According to the investigation, the 2004 law, along with the blood tests, has led to a significant drop in instances of lead poisoning throughout the city. But the problem hasn’t vanished by any means, and last year, there were over 800 new reported cases, primarily in low-income neighborhoods. The city’s Department of Housing Preservation and Development issues violations to landlords with properties that have been found to contain lead paint, but in some cases, the discovery—and the fines—comes too late. One child featured in the investigation was found with significantly elevated amounts of lead in her blood. The damage was done: She has suffered cognitive delays and has been classified as having special needs. 

Furthermore, some landlords are slow to act even after being hit with a violation: the report suggests that the high cost of removing paint acts a disincentive for some, and HPD lacks the necessary staff to take unresponsive landlords to court, which means that the issue often takes far too long to be resolved.  This negligence is dire enough that Montefiore Hospital offers temporary residences where families can stay if their homes are too dangerous for children.

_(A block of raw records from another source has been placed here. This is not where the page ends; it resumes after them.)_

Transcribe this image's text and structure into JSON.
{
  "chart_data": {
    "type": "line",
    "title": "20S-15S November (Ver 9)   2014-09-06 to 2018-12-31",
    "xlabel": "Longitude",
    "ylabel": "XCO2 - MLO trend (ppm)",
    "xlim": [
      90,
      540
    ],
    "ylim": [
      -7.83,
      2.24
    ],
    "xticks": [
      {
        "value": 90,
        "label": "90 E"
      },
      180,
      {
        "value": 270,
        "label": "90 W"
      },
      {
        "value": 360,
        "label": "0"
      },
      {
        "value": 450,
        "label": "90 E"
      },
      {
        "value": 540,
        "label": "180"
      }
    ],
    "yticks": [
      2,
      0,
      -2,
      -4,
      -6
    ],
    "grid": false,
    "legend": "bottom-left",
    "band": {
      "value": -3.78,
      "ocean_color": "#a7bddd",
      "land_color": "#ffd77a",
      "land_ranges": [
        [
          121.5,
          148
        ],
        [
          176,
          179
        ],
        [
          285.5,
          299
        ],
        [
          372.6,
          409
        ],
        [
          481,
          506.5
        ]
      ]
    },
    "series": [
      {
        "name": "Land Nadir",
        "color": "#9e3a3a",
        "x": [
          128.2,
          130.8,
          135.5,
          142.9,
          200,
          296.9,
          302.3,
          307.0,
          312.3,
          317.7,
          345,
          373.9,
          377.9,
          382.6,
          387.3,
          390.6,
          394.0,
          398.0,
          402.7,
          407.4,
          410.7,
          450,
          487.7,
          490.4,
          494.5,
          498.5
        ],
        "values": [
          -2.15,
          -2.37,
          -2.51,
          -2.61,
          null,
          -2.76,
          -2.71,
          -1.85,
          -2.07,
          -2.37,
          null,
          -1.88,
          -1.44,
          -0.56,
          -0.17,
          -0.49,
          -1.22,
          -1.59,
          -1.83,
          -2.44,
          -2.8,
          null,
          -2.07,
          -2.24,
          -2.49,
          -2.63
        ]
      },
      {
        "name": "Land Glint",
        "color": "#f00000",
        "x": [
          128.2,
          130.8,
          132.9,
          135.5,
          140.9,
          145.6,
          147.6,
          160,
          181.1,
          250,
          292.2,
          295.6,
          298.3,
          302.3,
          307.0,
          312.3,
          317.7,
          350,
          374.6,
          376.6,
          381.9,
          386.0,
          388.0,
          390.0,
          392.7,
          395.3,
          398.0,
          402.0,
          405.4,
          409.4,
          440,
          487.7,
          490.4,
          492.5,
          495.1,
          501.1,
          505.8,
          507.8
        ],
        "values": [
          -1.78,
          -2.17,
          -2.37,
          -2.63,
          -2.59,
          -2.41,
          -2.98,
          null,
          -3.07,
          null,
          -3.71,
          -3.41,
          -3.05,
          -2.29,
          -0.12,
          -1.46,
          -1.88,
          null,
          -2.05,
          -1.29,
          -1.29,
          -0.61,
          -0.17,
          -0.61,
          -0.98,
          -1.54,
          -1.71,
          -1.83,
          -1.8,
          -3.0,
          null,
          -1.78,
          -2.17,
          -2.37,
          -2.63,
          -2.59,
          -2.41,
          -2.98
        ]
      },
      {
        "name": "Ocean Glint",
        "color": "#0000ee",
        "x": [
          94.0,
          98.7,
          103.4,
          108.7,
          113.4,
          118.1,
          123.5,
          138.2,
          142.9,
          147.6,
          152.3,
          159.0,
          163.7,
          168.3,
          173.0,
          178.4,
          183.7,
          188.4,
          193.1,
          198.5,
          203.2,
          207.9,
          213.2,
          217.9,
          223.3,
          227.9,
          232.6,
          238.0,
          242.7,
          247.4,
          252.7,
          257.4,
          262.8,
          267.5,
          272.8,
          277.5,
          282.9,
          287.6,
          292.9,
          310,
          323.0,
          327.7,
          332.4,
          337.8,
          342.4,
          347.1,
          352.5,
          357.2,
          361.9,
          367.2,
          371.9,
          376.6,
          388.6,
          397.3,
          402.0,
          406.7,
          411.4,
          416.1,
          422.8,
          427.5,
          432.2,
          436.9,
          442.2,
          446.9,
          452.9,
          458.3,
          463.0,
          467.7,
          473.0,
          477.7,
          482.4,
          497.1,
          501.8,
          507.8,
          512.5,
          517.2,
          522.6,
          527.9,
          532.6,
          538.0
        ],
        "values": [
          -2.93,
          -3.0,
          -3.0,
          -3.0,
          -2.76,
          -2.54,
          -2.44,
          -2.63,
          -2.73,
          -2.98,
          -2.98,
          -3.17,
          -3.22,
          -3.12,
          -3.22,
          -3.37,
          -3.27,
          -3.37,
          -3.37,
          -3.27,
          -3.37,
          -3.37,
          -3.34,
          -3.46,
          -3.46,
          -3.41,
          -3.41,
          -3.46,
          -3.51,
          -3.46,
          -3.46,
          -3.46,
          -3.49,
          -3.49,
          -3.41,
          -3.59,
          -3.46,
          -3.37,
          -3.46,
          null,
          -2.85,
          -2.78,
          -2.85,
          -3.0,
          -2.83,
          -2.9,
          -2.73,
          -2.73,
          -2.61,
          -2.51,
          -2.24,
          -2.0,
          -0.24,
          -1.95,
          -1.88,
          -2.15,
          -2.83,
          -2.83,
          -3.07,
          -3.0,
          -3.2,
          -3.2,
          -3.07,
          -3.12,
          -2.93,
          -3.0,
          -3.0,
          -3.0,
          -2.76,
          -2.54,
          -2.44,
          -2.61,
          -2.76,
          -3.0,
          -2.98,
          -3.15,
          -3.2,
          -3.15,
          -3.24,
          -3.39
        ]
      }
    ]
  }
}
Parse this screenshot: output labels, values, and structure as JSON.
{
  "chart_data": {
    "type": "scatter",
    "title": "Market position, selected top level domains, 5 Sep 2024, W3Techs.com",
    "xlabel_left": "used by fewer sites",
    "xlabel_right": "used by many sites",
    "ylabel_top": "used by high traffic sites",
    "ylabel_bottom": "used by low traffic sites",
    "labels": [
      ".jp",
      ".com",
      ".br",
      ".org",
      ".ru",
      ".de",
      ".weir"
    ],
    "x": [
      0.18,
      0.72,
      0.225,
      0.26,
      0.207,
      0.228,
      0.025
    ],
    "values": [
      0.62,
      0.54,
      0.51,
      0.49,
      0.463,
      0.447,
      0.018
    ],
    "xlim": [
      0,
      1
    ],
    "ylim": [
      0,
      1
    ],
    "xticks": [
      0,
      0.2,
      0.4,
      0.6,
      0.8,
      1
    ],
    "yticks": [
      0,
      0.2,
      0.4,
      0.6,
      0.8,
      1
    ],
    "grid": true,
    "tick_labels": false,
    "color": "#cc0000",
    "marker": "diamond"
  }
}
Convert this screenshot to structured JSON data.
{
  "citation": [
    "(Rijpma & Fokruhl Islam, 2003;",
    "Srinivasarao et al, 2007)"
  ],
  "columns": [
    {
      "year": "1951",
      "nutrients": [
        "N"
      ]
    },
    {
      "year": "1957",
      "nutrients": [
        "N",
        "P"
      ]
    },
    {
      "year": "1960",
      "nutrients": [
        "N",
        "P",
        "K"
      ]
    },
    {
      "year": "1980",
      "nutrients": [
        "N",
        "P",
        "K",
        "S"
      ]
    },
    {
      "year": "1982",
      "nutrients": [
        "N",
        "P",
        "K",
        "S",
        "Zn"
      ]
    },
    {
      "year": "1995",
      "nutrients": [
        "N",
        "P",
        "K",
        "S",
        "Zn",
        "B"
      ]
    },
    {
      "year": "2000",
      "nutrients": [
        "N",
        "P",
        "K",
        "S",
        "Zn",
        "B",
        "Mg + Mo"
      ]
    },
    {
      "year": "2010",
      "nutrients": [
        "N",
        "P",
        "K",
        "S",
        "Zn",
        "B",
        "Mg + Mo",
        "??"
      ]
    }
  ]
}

The WNYC/HuffPost story includes a map of lead paint violations throughout the city, which reveals that the neighborhoods with the most citations are frequently ones with the highest rates of poverty, as well, including parts of the South Bronx, Washington Heights, and Flatbush. Read more about it here

Meantime, be sure to educate yourself on your rights as a tenant. If you live in a pre-1960 building, report peeling paint to landlords or the city’s 311 hotline. NYC.gov offers resources on lead poisoning prevention, as well as instructions for landlords and day care operators to remove paint, and the Mayo Clinic identifies a list of lead poisoning symptoms here.